Tuesday, September 1, 2015

They're Back: Giving Students the Respect They Deserve


For me, the first few weeks of a semester are kind of like a party. Yes, I'm busy - crazily so, this year, with hiring and training two new part time library associates on top of all the other beginning of the year stuff. But still, it's a great time. Seeing all those smiling and familiar faces gives me a glow. And then there are the new students - our incoming class is exceptionally polite and eager and grateful this year. What do I mean by that? Well, I had an uncomfortable moment where a young woman was so grateful that she impulsively hugged me after I figured out what was going wrong when she tried to print using a library computer. It was uncomfortable, but seeing how relieved she was made me smile. Whatever else might frustrate me in my career, I can honestly say I love working with students. Are they perfect? Nah. They graffitti and have to be told - repeatedly sometimes - to be quiet in the quiet areas of the library. Is it fun when they lose their cool because they procrastinated and something isn't going perfectly? Nah. Was it a laugh riot when I had to fail a student for plagiarizing in my freshmen seminar? Not even. I had a stomach ache for days over that one. But taken as a whole, I truly find joy in working with our students.

That's why I find it so disheartening to look around at the so-called periodicals of record in higher education (which sometimes come across as upscale click bait lately), to see so many articles this time of year that bemoan the quality or attention span or even scent of our students. I was thinking this just the other day when I saw this tweet:

So glad to know that I'm not the only one who's lost patience with the practice. As grandiose as it might sound, we in education are involved with shaping the future, and I think we lose sight of that. Budget cuts and accreditation standards and crappy job markets in academia are deeply troubling, I'll admit. There are a lot of things I'd like to change about academia in general and academic librarianship in particular - I do tend to write shouty fist-shaking posts, in case you hadn't noticed. But I'm tired of us always blaming the students.

I'd like to suggest that we stop focusing on the problems and start working on the solutions. Maybe it's because I've predominantly worked at schools with big populations of First In Family Students, but I know a lot of the problems cited in those whinging articles mentioned above are really just cultural in nature. We all got into education for a reason, so let's educate - even if it's explaining the importance of getting the text books or showing someone how to write an email to a professor. We have a chance to make a difference in the lives of our students. Little things like making a goofy joke to help someone smile when they are stressed and big things like teaching student workers, who've never had a job before, how to be an employee... these are important teaching opportunities that the authors of those articles are missing.

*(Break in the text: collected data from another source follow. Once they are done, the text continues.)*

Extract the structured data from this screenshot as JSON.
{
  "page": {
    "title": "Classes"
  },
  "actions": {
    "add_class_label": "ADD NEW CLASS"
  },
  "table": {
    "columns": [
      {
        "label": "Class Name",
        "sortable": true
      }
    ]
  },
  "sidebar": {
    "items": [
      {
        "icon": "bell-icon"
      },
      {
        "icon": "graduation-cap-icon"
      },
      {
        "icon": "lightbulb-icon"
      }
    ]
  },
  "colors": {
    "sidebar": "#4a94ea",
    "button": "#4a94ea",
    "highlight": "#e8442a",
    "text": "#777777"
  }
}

In academia, we constantly get to learn and teach. We get to grow while helping our students do the same. I'm not blind to the problems in our industry, so I'd like to think I'm not being overly simplistic when I say: let's be grateful for the opportunities our careers afford us and find ways to help our students if we aren't satisfied with their performances. They give us a reason to go to work, and they are (usually) grateful for the learning. So let's get with the teaching, and respect our students along the way.


  1. What a great post! I feel the exact same way, but it can be hard to express it in certain settings (when you're the youngest, when you don't teach full time, etc.). Classes for us began today, and we got a new printer system over the summer that uses ID card swipes to release print jobs so I anticipate tons of questions as students learn it. I need to remember to have patience with each student, even if I've already answered that question multiple times a day!

    1. Submitted before I could add... even in how you answer student questions about the little things demonstrates so much about how they are respected. This has an impact on retention too!

  2. Hi Jessica and Sarah: thank you for sharing your thoughts. I too am a librarian at a small, private academic college, so can relate to everything you say here. For me, working with the students, and yes oftentimes the faculty, make me the happiest. Yes they come to us with their frustrations (much in the way you describe Jessica); however, rather than "tsk tsk" at the situation it yields a much more positive result when we can help if even just be lending a sympathetic ear. And Sarah, we too launched a Print on Demand system and suffice it to say that "things WILL get better." Keep up the great work!